Le président de la formation de jugement a dispensé la rapporteure publique, sur sa proposition, de prononcer des conclusions à l’audience.
Les parties ont été régulièrement averties du jour de l’audience.
Le rapport de M. Durup de Baleine a été entendu au cours de l’audience publique.
Considérant ce qui suit :
M. B..., ressortissant marocain, est entré sur le territoire français en 2018 sous couvert d’un visa de court séjour délivré par les autorités espagnoles, valable jusqu’au 18 juillet 2018. S’étant maintenu sur ce territoire après l’expiration de la durée de validité de ce visa, il a, en 2020, demandé la régularisation de sa situation de séjour. Cette régularisation lui a été refusée par un arrêté du 23 mars 2021, assorti d’une décision portant obligation de quitter le territoire français. S’étant maintenu en France, il a de nouveau sollicité, le 28 septembre 2022, son admission exceptionnelle au séjour sur le fondement de l’article L. 435-1 du code de l’entrée et du séjour des étrangers et du droit d’asile. Par un arrêté du 28 juillet 2023, la préfète du Bas-Rhin a refusé de lui délivrer un titre de séjour, l’a obligé à quitter le territoire français dans un délai de trente jours et a fixé le pays à destination duquel il pourra être reconduit d’office à l’expiration de ce délai. M. B... fait appel du jugement du 18 octobre 2023 par lequel le tribunal administratif de Strasbourg a rejeté sa demande tendant à l’annulation de cet arrêté.

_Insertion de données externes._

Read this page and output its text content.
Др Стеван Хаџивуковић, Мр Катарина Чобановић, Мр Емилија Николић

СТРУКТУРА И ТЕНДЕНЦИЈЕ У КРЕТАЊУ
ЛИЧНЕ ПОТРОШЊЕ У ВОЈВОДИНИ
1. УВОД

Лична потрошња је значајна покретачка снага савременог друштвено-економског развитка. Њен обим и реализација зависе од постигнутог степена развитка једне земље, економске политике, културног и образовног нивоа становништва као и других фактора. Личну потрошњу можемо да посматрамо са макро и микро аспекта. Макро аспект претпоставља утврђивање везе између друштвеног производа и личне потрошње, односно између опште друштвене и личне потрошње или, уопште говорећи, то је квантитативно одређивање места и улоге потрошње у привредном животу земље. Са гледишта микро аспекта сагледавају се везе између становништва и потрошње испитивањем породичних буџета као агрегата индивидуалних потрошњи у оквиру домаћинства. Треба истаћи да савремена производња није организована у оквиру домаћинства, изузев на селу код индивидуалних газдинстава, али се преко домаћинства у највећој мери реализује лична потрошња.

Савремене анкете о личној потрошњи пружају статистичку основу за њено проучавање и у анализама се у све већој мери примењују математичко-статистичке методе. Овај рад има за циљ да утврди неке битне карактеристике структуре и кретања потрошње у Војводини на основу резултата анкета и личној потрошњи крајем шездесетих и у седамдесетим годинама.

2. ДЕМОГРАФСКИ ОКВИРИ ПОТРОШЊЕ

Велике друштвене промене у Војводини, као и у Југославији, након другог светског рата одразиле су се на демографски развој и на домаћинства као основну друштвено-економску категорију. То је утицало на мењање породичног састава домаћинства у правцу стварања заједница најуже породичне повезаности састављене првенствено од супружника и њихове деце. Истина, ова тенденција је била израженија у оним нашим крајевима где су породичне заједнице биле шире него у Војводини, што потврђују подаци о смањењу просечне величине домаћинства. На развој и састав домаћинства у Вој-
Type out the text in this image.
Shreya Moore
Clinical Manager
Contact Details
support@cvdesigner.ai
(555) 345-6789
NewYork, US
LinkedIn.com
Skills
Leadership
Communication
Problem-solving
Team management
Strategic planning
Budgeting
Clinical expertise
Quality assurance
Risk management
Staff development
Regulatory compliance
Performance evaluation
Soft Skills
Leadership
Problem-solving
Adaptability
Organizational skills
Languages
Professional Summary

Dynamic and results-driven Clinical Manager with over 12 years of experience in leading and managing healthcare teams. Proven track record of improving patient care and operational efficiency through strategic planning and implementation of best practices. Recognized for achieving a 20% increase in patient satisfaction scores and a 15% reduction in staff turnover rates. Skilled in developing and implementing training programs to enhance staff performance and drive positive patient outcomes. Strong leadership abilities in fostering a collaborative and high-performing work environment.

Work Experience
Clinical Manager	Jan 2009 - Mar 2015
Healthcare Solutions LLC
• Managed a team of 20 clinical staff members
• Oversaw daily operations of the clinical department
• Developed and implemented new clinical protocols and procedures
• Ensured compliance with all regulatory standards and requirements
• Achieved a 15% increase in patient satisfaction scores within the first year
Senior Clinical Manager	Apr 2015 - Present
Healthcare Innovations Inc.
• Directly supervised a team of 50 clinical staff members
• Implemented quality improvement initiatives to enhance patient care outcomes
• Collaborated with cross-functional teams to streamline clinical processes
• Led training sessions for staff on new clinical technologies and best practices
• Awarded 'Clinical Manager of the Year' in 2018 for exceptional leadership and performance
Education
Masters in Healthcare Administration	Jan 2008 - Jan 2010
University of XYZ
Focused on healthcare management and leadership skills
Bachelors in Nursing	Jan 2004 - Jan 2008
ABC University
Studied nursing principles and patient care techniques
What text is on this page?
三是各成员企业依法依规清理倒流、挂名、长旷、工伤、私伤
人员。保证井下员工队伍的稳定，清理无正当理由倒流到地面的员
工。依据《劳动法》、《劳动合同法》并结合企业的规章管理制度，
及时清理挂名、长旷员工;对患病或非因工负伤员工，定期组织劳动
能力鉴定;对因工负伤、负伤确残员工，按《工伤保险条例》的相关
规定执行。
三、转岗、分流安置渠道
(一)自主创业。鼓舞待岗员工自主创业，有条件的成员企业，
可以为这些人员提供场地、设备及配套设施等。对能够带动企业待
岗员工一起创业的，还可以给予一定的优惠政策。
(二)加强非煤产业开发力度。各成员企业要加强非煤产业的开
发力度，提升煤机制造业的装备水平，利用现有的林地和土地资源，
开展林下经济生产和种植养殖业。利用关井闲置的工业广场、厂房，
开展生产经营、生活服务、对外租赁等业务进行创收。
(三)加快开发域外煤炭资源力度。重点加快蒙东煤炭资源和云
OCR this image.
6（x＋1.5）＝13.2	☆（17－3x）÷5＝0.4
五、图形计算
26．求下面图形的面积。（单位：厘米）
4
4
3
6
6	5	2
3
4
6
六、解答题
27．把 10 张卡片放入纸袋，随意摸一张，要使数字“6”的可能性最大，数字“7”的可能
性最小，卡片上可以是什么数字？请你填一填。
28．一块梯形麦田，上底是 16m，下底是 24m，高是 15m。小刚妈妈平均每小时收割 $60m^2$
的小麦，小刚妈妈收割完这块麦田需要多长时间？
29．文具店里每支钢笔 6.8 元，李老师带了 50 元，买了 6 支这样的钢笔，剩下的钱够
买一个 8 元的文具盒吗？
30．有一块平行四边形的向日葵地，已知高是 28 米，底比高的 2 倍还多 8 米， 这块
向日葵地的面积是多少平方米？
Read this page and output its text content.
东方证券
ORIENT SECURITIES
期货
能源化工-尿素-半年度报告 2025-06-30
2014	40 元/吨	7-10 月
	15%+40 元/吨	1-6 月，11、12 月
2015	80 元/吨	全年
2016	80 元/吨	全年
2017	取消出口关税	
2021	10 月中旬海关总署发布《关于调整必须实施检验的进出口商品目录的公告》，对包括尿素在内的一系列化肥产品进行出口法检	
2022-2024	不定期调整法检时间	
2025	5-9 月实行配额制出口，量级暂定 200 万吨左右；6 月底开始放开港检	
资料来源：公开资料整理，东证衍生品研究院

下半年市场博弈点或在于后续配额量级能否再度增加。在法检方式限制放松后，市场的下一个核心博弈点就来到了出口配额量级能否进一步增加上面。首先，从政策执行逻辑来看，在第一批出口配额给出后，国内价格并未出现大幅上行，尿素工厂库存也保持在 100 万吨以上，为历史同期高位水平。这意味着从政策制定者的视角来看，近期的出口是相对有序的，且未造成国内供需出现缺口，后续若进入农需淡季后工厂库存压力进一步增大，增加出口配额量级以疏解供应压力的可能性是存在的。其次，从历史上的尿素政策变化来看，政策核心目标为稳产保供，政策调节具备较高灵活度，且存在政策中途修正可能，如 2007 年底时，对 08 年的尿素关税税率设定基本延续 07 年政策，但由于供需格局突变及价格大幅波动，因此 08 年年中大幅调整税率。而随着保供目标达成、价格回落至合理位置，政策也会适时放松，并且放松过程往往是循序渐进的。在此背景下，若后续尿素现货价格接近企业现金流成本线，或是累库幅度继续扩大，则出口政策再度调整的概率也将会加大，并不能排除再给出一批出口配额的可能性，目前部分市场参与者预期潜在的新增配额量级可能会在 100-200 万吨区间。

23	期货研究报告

En premier lieu, il ressort des mentions de l’arrêté en litige que la préfète du Bas-Rhin, après avoir rappelé les conditions d’entrée de M. B... sur le territoire français et le précédent refus de titre de séjour assorti d’une mesure d’éloignement dont il a fait l’objet en 2021, a examiné sa demande de titre de séjour au regard des articles L. 421-1 et L. 435-1 du code de l’entrée et du séjour des étrangers et du droit d’asile ainsi que de l’article 8 de la convention européenne de sauvegarde des droits de l’homme et des libertés fondamentales. En particulier, cet arrêté mentionne l’activité sportive et la situation professionnelle de M. B... au regard de l’ensemble des éléments qui avaient été portés à la connaissance de la préfète et indique que celles-ci ne justifient pas la délivrance d’un titre de séjour. Alors que l’autorité administrative n’est pas tenue de mentionner tous les éléments relatifs à la situation de l’étranger à qui il refuse la délivrance d’un titre de séjour, la décision de refus de titre de séjour en litige comporte ainsi la mention de l’ensemble des considérations de fait et de droit qui en constituent le fondement et est dès lors suffisamment motivée. Par suite, le moyen tiré de l’insuffisante motivation de la décision de refus de titre de séjour doit être écarté.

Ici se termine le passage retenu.